Since its creation, large banks have lamented the Volcker Rule, arguing that it is practically impossible for regulators to discern what type of trading is barred while other activity, such as market-making, remains acceptable.
“In practice it has been very cumbersome, very hard to do,” Goldman Sachs CEO Lloyd Blankfein said in an interview with Bloomberg TV on Wednesday. “It makes people sitting on trading desks very, very nervous.”
But advocates for a tougher rule argue curbing risky trading by banks is critical to preventing crises.
Noreika is only filling in at the top of the Office of the Comptroller of the Currency until President Donald Trump’s full-time nominee, Joseph Otting, is confirmed by the Senate, potentially this fall.

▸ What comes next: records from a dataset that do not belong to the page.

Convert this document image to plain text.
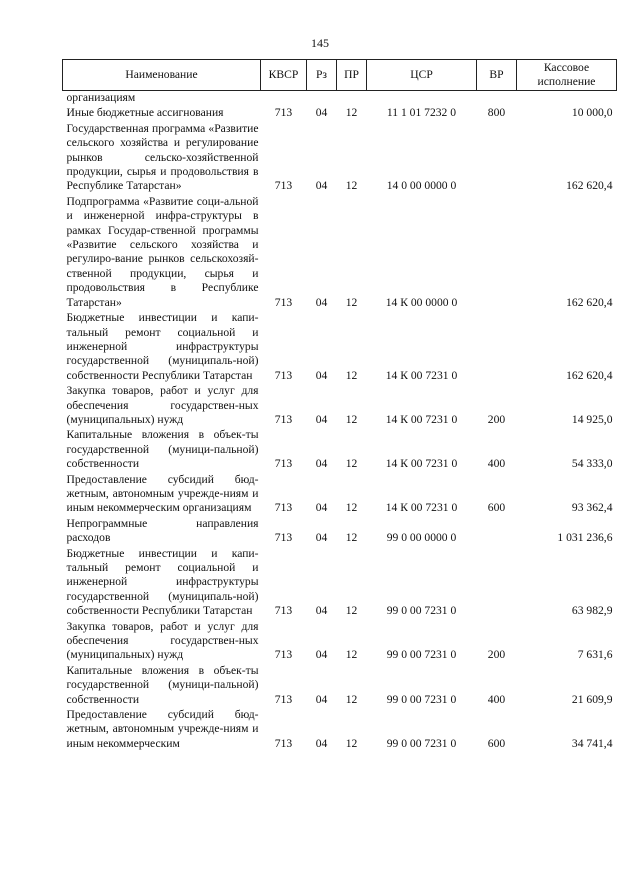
145
Наименование	КВСР	Рз	ПР	ЦСР	ВР	Кассовое
исполнение
организациям						
Иные бюджетные ассигнования	713	04	12	11 1 01 7232 0	800	10 000,0
Государственная программа «Развитие сельского хозяйства и регулирование рынков сельско-хозяйственной продукции, сырья и продовольствия в Республике Татарстан»	713	04	12	14 0 00 0000 0		162 620,4
Подпрограмма «Развитие соци-альной и инженерной инфра-структуры в рамках Государ-ственной программы «Развитие сельского хозяйства и регулиро-вание рынков сельскохозяй-ственной продукции, сырья и продовольствия в Республике Татарстан»	713	04	12	14 К 00 0000 0		162 620,4
Бюджетные инвестиции и капи-тальный ремонт социальной и инженерной инфраструктуры государственной (муниципаль-ной) собственности Республики Татарстан	713	04	12	14 К 00 7231 0		162 620,4
Закупка товаров, работ и услуг для обеспечения государствен-ных (муниципальных) нужд	713	04	12	14 К 00 7231 0	200	14 925,0
Капитальные вложения в объек-ты государственной (муници-пальной) собственности	713	04	12	14 К 00 7231 0	400	54 333,0
Предоставление субсидий бюд-жетным, автономным учрежде-ниям и иным некоммерческим организациям	713	04	12	14 К 00 7231 0	600	93 362,4
Непрограммные направления расходов	713	04	12	99 0 00 0000 0		1 031 236,6
Бюджетные инвестиции и капи-тальный ремонт социальной и инженерной инфраструктуры государственной (муниципаль-ной) собственности Республики Татарстан	713	04	12	99 0 00 7231 0		63 982,9
Закупка товаров, работ и услуг для обеспечения государствен-ных (муниципальных) нужд	713	04	12	99 0 00 7231 0	200	7 631,6
Капитальные вложения в объек-ты государственной (муници-пальной) собственности	713	04	12	99 0 00 7231 0	400	21 609,9
Предоставление субсидий бюд-жетным, автономным учрежде-ниям и иным некоммерческим	713	04	12	99 0 00 7231 0	600	34 741,4
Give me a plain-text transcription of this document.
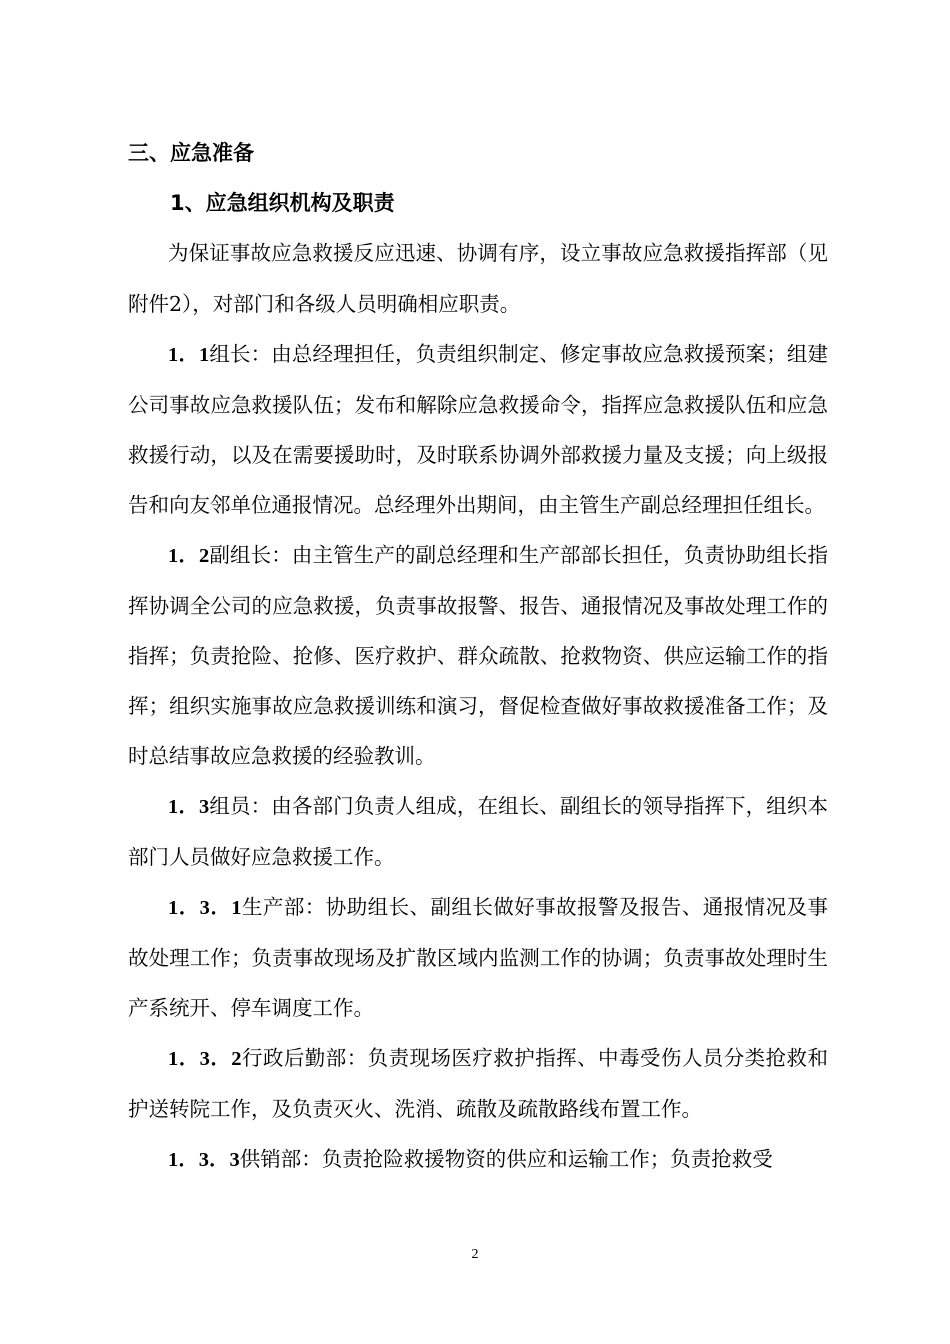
三、应急准备
1、应急组织机构及职责

为保证事故应急救援反应迅速、协调有序，设立事故应急救援指挥部（见附件2），对部门和各级人员明确相应职责。

1．1组长：由总经理担任，负责组织制定、修定事故应急救援预案；组建公司事故应急救援队伍；发布和解除应急救援命令，指挥应急救援队伍和应急救援行动，以及在需要援助时，及时联系协调外部救援力量及支援；向上级报告和向友邻单位通报情况。总经理外出期间，由主管生产副总经理担任组长。

1．2副组长：由主管生产的副总经理和生产部部长担任，负责协助组长指挥协调全公司的应急救援，负责事故报警、报告、通报情况及事故处理工作的指挥；负责抢险、抢修、医疗救护、群众疏散、抢救物资、供应运输工作的指挥；组织实施事故应急救援训练和演习，督促检查做好事故救援准备工作；及时总结事故应急救援的经验教训。

1．3组员：由各部门负责人组成，在组长、副组长的领导指挥下，组织本部门人员做好应急救援工作。

1．3．1生产部：协助组长、副组长做好事故报警及报告、通报情况及事故处理工作；负责事故现场及扩散区域内监测工作的协调；负责事故处理时生产系统开、停车调度工作。

1．3．2行政后勤部：负责现场医疗救护指挥、中毒受伤人员分类抢救和护送转院工作，及负责灭火、洗消、疏散及疏散路线布置工作。

1．3．3供销部：负责抢险救援物资的供应和运输工作；负责抢救受

2
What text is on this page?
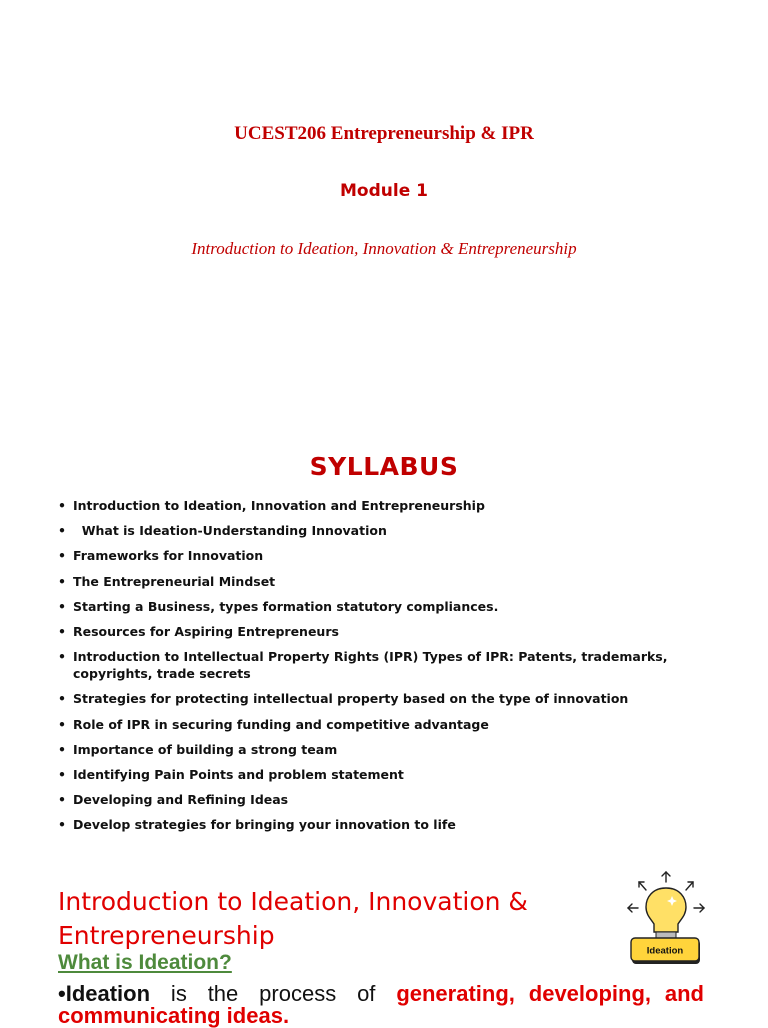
UCEST206 Entrepreneurship & IPR
Module 1
Introduction to Ideation, Innovation & Entrepreneurship
SYLLABUS
• Introduction to Ideation, Innovation and Entrepreneurship
•   What is Ideation-Understanding Innovation
• Frameworks for Innovation
• The Entrepreneurial Mindset
• Starting a Business, types formation statutory compliances.
• Resources for Aspiring Entrepreneurs
• Introduction to Intellectual Property Rights (IPR) Types of IPR: Patents, trademarks, copyrights, trade secrets
• Strategies for protecting intellectual property based on the type of innovation
• Role of IPR in securing funding and competitive advantage
• Importance of building a strong team
• Identifying Pain Points and problem statement
• Developing and Refining Ideas
• Develop strategies for bringing your innovation to life
Introduction to Ideation, Innovation & Entrepreneurship
What is Ideation?
•Ideation is the process of generating, developing, and communicating ideas.
Ideation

The OCC said it is seeking input on ways to better implement the existing rule, without going through the lengthy and complicated process of rewriting the regulation.
Treasury Secretary Steven Mnuchin has identified the Volcker Rule as one of his top targets in the administration’s efforts to ease private sector regulation. As head of the Financial Stability Oversight Council, Mnuchin has pushed other financial regulators to reconsider the current rule, which was finalized in 2013.
In its June report reviewing financial rules, the Treasury recommended changes to the current rule, including exempting banks with less than $10 billion in assets and easing compliance requirements.
The OCC’s request is aimed primarily at federal banks the agency directly monitors. The Federal Reserve, Federal Deposit Insurance Corporation, Commodity Futures Trading Commission, and Securities and Exchange Commission are equal stakeholders with the OCC in administering the Volcker Rule, which was named after former Fed Chairman Paul Volcker.